JHU.22.1: The instructor for topology at JHU in 2022 was Sam McCrosson, who was nice and generally well-liked by students. The TA was Abraham, who was also great and well-liked. Like in previous years, the content of the course was difficult, with Sam stating at the end of the course that the class had covered about a semester and a week of college-level material. The last day of the course was on category theory instead of topology since Sam was studying it at the time and wanted to share his interest in the field with students. Very few students understood the category theory concepts Sam taught that last day, but they were considered interesting nonetheless.

One notable theorem introduced was Yoneda's lemma, which Sam claimed could be used to "prove everything in math that we care about." Overall, students enjoyed the course. One popular joke was to quote the line "It's like a belt" from the video Outside In that the class watched (said video was from the channel ssgelm, and it described the process of turning a sphere inside out). There was also one incident at the talent show in which a CTYer doing stand-up comedy referred to topology as "one of those dorky classes." The topology students didn't mind the comment much.

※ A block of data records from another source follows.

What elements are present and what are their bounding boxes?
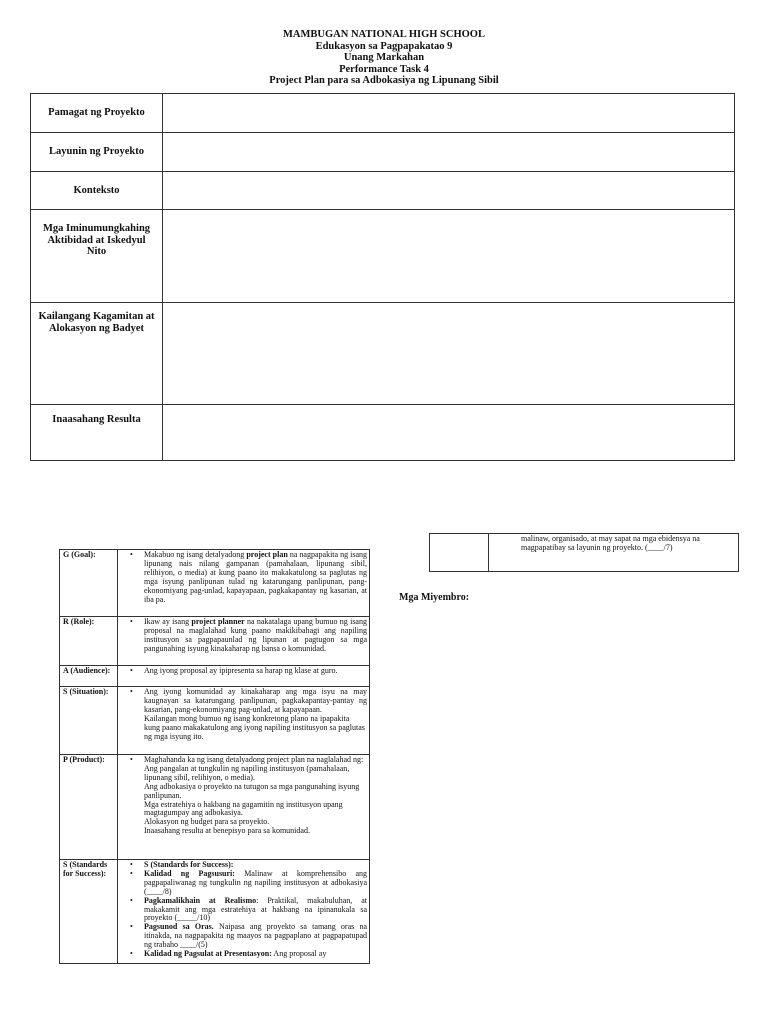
grasps-key: S (Standards for Success): <box>60 860 118 964</box>
grasps-item: • Kalidad ng Pagsulat at Presentasyon: Ang proposal ay <box>126 950 367 959</box>
grasps-item: • Ikaw ay isang project planner na nakatalaga upang bumuo ng isang proposal na maglalahad kung paano makikibahagi ang napiling institusyon sa pagpapaunlad ng lipunan at pagtugon sa mga pangunahing isyung kinakaharap ng bansa o komunidad. <box>126 618 367 654</box>
grasps-item: • Pagsunod sa Oras. Naipasa ang proyekto sa tamang oras na itinakda, na nagpapakita ng maayos na pagpaplano at pagpapatupad ng trabaho ____/(5) <box>126 923 367 950</box>
plan-answer-cell[interactable] <box>163 94 735 133</box>
grasps-item: • Pagkamalikhain at Realismo: Praktikal, makabuluhan, at makakamit ang mga estratehiya at hakbang na ipinanukala sa proyekto (_____/10) <box>126 897 367 924</box>
grasps-item: • Kalidad ng Pagsusuri: Malinaw at komprehensibo ang pagpapaliwanag ng tungkulin ng napiling institusyon at adbokasiya (____/8) <box>126 870 367 897</box>
plan-answer-cell[interactable] <box>163 210 735 303</box>
grasps-subtext: Kailangan mong bumuo ng isang konkretong plano na ipapakita kung paano makakatulong ang iyong napiling institusyon sa paglutas ng mga isyung ito. <box>144 713 365 741</box>
grasps-row-role <box>60 617 370 666</box>
grasps-key: A (Audience): <box>60 666 118 687</box>
quarter-name: Unang Markahan <box>343 52 425 63</box>
grasps-key: S (Situation): <box>60 687 118 755</box>
plan-row-activities <box>31 210 735 303</box>
grasps-row-product <box>60 755 370 860</box>
project-plan-table <box>30 93 735 461</box>
grasps-item: • S (Standards for Success): <box>126 861 367 870</box>
plan-row-objective <box>31 133 735 172</box>
plan-answer-cell[interactable] <box>163 405 735 461</box>
plan-label: Mga Iminumungkahing Aktibidad at Iskedyul Nito <box>42 223 151 257</box>
grasps-key: R (Role): <box>60 617 118 666</box>
product-line: Ang pangalan at tungkulin ng napiling institusyon (pamahalaan, lipunang sibil, relihiyon, o media). <box>144 763 350 782</box>
plan-label: Layunin ng Proyekto <box>49 146 144 158</box>
plan-label: Inaasahang Resulta <box>52 414 141 425</box>
product-line: Inaasahang resulta at benepisyo para sa komunidad. <box>144 826 310 836</box>
plan-label: Kailangang Kagamitan at Alokasyon ng Badyet <box>38 311 155 334</box>
plan-row-context <box>31 172 735 210</box>
continuation-empty-cell <box>430 534 489 572</box>
grasps-key: P (Product): <box>60 755 118 860</box>
school-name: MAMBUGAN NATIONAL HIGH SCHOOL <box>283 29 485 40</box>
plan-answer-cell[interactable] <box>163 303 735 405</box>
grasps-item: • Maghahanda ka ng isang detalyadong project plan na naglalahad ng: <box>126 756 367 765</box>
plan-answer-cell[interactable] <box>163 172 735 210</box>
grasps-row-audience <box>60 666 370 687</box>
grasps-item: • Ang iyong komunidad ay kinakaharap ang mga isyu na may kaugnayan sa katarungang panlipunan, pagkakapantay-pantay ng kasarian, pang-ekonomiyang pag-unlad, at kapayapaan. <box>126 688 367 715</box>
plan-row-results <box>31 405 735 461</box>
task-name: Performance Task 4 <box>339 63 429 75</box>
plan-label: Pamagat ng Proyekto <box>48 107 145 119</box>
grasps-key: G (Goal): <box>60 550 118 617</box>
document-title: Project Plan para sa Adbokasiya ng Lipunang Sibil <box>269 75 499 86</box>
product-line: Alokasyon ng budget para sa proyekto. <box>144 817 270 827</box>
grasps-row-standards <box>60 860 370 964</box>
grasps-row-situation <box>60 687 370 755</box>
plan-answer-cell[interactable] <box>163 133 735 172</box>
members-label: Mga Miyembro: <box>399 592 470 603</box>
grasps-item: • Makabuo ng isang detalyadong project plan na nagpapakita ng isang lipunang nais nilang gampanan (pamahalaan, lipunang sibil, relihiyon, o media) at kung paano ito makakatulong sa paglutas ng mga isyung panlipunan tulad ng katarungang panlipunan, pang-ekonomiyang pag-unlad, kapayapaan, pagkakapantay ng kasarian, at iba pa. <box>126 551 367 604</box>
plan-row-title <box>31 94 735 133</box>
grasps-table <box>59 549 370 964</box>
standards-continuation-table <box>429 533 739 572</box>
plan-row-budget <box>31 303 735 405</box>
product-line: Ang adbokasiya o proyekto na tutugon sa mga pangunahing isyung panlipunan. <box>144 781 360 800</box>
document-header <box>0 29 768 87</box>
continuation-text: malinaw, organisado, at may sapat na mga ebidensya na magpapatibay sa layunin ng proyekto. (____/7) <box>489 534 739 572</box>
subject-name: Edukasyon sa Pagpapakatao 9 <box>315 40 453 52</box>
grasps-row-goal <box>60 550 370 617</box>
product-line: Mga estratehiya o hakbang na gagamitin ng institusyon upang magtagumpay ang adbokasiya. <box>144 799 343 818</box>
plan-label: Konteksto <box>73 184 120 196</box>
grasps-item: • Ang iyong proposal ay ipipresenta sa harap ng klase at guro. <box>126 667 367 676</box>
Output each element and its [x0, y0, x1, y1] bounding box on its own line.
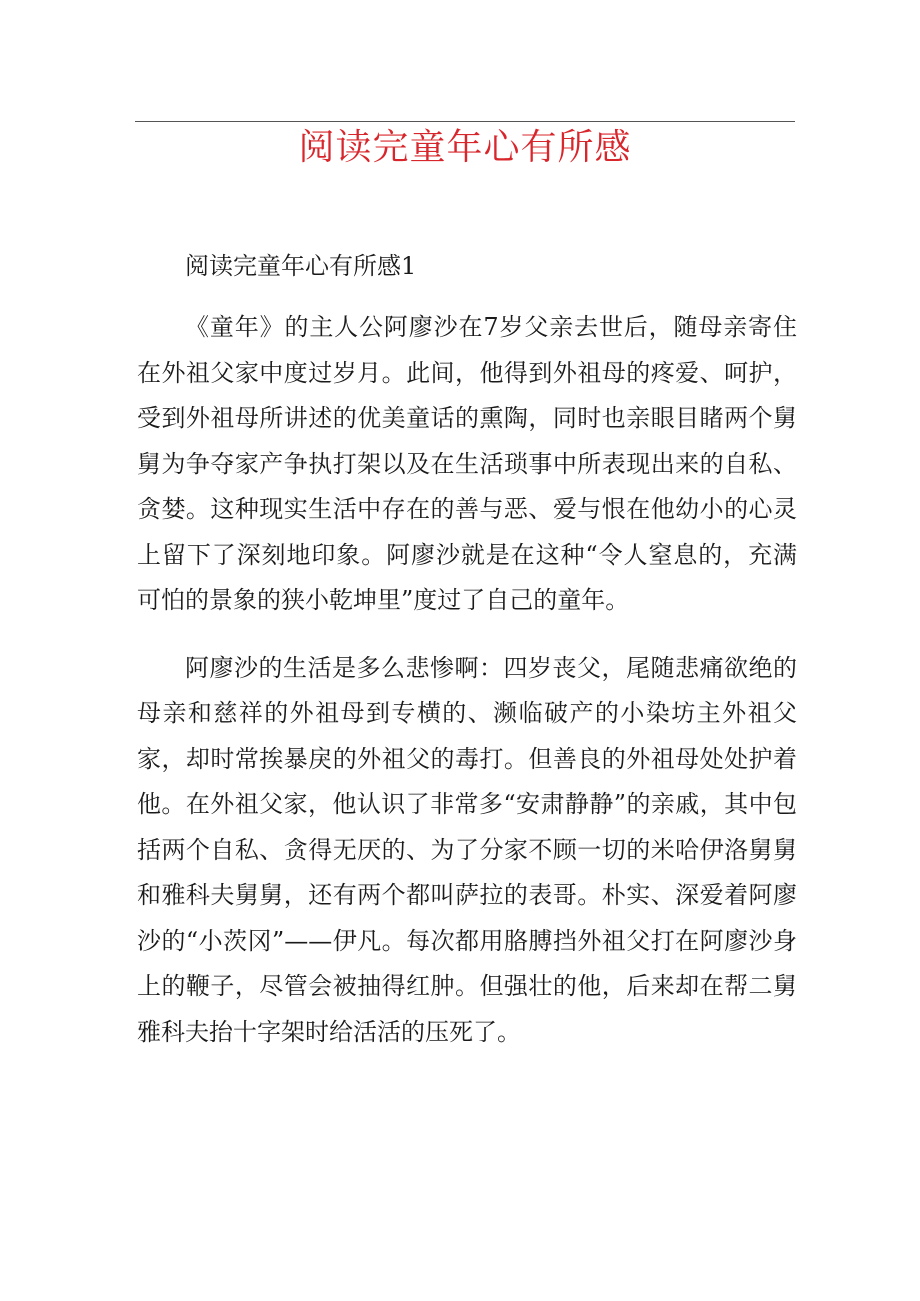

The instructor Sam also had many wild stories. For seven months, he lived out of a tent while visiting forty states on a motorcycle. During that time, he went to the bathroom only outside and in "low-end businesses," and he got most of his food out of dumpsters. Right before that, Sam bought a bus and planned to drive across the nation, only for the bus's wheels to fly off on the highway. He then sold the bus to the tow truck driver who picked it up. The bus also had no AC, so the portion of the journey that went through the desert was miserable. During that time in the desert, he had to fix the bus's exhaust pipe (which had detached from the bottom of the bus and begun dragging along the road) with a clothes hanger, a wrench, and duct tape. Both of these stories (the bus and motorcycle) appear to have happened during Sam's gap year.

Another story Sam told involved several important people in math saving a man who contracted hypothermia from swimming in a mountain lake. They apparently did this by having a group hug in only their underwear to exchange their body heat with him. Sam also detailed his advisor's goal to run up and down fourteen mountains in under 40 hours, which would be a world record, and would entail him running up and down mountains for 40 hours straight. That same advisor also played a strange practical joke on his friends during a backpacking trip to a mountain. While all his friends were asleep, he secretly climbed up the mountain and placed a coconut at the peak, one which he had carried all the way to the foot of mountain. He did not reveal to his friends that he was responsible for the coconut when they all found it the next day.

Reception by Students

Reactions to the course from its pilot run in 19.1 were largely but not entirely positive, with most complaints centering around the brutal difficulty of the class (and to a lesser extent Pichelmeyer's excessive timekeeping when it came to returning from meals or breaks). Covering large amounts of highly abstract and theoretical content from the upper undergraduate and graduate levels in only three weeks, it was agreed upon by students as well as the instructor and TA Nick that it was the hardest class offered at CTY by far. This intense difficulty and complexity spawned many AI jokes, most of which involved a student entering Park Bench or a similar game and reciting the very common first line of a topological proof or definition "let X be a topological space", causing the student already in the center to flee in fear from the difficult math.

An oft-recited quote from Pichelmeyer on the first day of the class was:

The curriculum I've made here is ridiculous, it's silly, we won't get through all of it, the other instructors made fun of me for even trying to teach it in 3 weeks, and I'll be happy if you walk out of here with even 20% of the content.

Despite this difficulty, most students reported that they did in most part enjoy the class, due in no small way to Pichelmeyer's teaching. There was also a sense among everyone involved of being in it together in testing out this brand-new class.